Spätestens die Corona-Krise hat gezeigt, dass anderes Lernen nötig und möglich ist. Über 6.000 Teilnehmer haben beim Wettbewerb #wirfürschule Ideen für die Schule von morgen entwickelt.

Eine Plattform, die Lehrer für digitalen Unterricht fit macht? Ein Tool, mit dem Ehrenamtliche online Schülerfragen beantworten können? Oder Support bei der Anschaffung und Wartung von IT für Schulen, Schüler und Lehrer? Was klingt, wie Szenen aus einer anderen Schulwelt, sind Siegerprojekte des Hackathons #wirfürschule. Über 6.000 Teilnehmer haben im Juni eine Woche lang ihre Ideen ausgearbeitet und 216 Projekte eingereicht.

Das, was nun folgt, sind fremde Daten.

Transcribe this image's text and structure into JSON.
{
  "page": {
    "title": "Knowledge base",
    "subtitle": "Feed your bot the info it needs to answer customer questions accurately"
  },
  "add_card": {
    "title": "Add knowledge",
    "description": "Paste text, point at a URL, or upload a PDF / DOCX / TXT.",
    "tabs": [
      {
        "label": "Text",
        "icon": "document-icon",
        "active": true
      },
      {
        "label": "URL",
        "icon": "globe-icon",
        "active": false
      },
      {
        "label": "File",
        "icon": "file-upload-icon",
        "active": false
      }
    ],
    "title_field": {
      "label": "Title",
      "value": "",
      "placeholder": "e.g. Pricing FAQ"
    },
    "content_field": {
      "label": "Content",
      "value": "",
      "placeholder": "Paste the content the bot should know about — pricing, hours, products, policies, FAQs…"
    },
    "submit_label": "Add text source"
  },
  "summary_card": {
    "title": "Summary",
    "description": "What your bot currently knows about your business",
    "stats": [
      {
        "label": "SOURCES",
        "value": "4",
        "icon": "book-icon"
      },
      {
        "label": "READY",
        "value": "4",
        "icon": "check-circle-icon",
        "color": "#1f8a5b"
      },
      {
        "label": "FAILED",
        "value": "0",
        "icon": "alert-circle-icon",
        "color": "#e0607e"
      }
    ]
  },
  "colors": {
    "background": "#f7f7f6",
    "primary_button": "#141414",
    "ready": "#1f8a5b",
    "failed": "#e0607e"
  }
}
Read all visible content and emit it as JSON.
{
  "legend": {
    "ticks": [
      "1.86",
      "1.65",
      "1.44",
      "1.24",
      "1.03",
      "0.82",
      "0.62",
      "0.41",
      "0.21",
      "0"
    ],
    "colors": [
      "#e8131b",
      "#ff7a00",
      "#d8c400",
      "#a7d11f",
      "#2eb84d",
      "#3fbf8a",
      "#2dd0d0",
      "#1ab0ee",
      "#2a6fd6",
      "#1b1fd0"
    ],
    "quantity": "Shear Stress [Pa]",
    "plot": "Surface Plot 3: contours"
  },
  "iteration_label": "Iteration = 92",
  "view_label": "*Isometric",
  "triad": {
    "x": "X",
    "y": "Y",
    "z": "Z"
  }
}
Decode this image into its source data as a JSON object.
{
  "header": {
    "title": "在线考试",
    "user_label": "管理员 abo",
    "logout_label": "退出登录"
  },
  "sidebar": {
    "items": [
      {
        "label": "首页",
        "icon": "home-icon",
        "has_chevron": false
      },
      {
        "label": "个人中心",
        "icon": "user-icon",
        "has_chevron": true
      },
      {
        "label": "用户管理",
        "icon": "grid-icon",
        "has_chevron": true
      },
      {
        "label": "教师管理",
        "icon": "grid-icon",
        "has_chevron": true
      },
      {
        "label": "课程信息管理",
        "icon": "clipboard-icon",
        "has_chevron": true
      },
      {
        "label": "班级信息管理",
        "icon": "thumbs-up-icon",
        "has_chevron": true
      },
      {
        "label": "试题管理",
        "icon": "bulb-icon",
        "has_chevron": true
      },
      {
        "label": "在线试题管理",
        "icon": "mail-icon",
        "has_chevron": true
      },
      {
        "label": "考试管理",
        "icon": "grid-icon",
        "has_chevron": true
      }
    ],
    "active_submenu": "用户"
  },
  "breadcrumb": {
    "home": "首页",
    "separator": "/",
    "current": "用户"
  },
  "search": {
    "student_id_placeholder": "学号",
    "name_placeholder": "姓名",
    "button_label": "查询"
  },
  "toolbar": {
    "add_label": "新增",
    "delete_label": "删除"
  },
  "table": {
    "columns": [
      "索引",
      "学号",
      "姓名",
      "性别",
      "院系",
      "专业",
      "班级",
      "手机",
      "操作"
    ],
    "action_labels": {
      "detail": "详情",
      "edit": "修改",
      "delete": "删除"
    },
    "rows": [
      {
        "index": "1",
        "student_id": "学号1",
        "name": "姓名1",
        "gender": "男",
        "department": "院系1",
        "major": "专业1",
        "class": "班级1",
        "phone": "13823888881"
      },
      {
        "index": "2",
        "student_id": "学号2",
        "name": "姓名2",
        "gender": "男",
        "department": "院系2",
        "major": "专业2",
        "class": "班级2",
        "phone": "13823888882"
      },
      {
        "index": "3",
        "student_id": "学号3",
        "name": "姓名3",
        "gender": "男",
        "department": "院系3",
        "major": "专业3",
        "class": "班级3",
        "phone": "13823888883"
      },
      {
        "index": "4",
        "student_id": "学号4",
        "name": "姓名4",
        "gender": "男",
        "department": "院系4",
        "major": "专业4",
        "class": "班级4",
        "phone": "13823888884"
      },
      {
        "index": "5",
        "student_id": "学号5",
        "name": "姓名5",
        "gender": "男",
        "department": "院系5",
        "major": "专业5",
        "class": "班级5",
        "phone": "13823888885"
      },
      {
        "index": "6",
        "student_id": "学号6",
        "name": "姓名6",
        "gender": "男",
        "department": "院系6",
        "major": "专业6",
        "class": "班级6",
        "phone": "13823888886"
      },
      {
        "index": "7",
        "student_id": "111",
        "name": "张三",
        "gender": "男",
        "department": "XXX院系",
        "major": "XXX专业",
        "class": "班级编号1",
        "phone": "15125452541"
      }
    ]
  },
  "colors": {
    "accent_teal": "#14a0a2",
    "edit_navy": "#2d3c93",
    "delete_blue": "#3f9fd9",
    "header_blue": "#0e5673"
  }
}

Anja Karliczek | Bild: Bundesministerium für Bildung und Forschung BMBF / Laurence Chaperon

Organisiert wurde der Wettbewerb vom Verein Digitale Bildung für Alle e.V. und der Lehrer-Community lehrermarktplatz.de. Querdenken war dabei angesagt, erläutert Schirmherrin und Bundesbildungsministerin Anja Karliczek: „Denn neue Ideen können allen für Schule Verantwortlichen dabei helfen, das neue Schuljahr in der Corona-Pandemie besser zu gestalten.“ Die Ministerin zeigte sich begeistert vom Engagement der teilnehmenden Eltern, Schüler und Lehrer: „Sie alle stecken jetzt beim Schul-Hackathon ihre Köpfe zusammen und sammeln gemeinsam mit Programmiererinnen und Programmierern und Kreativen Vorschläge für einen Unterricht von morgen.“

Schulen brauchen eine bessere Technik und neue Lernmethoden

Denn die Corona-Krise und der monatelange Heimunterricht haben offenbart, woran Deutschlands Bildungswesen krankt. Es gibt kaum digitale Lösungen. Online-Unterricht war vielerorts Mangelware. Eltern und Schüler waren bei der Bewältigung des Unterrichtsstoffes meist auf sich allein gestellt. Zudem wurde im Elternhaus oft eine digitale Ausstattung vorausgesetzt, die längst nicht überall vorhanden war. Gründe genug für Verena Pausder vom Verein Digitale Bildung für Alle e.V., den Hackathon #wirfürschule ins Leben zu rufen. „Bei allem Engagement vieler Lehrer/innen, Schulleiter/innen und Eltern in dieser Coronakrise haben die letzten Monate die Schwächen unseres Schulsystems aufgezeigt. Wir brauchen nicht nur eine verbesserte technische Ausstattung, sondern auch schlanke Prozesse, neue pädagogische Ansätze und clevere didaktische Konzepte.“ Sie spricht sich dafür aus, „ aus diesen Erfahrungen zu lernen und die Kräfte zu bündeln für eine gute und zukunftsgewandte Schule von morgen.“ Dafür haben Pausder und ihr Team in kürzester Zeit eine Marathon-Leistung auf die Beine gestellt.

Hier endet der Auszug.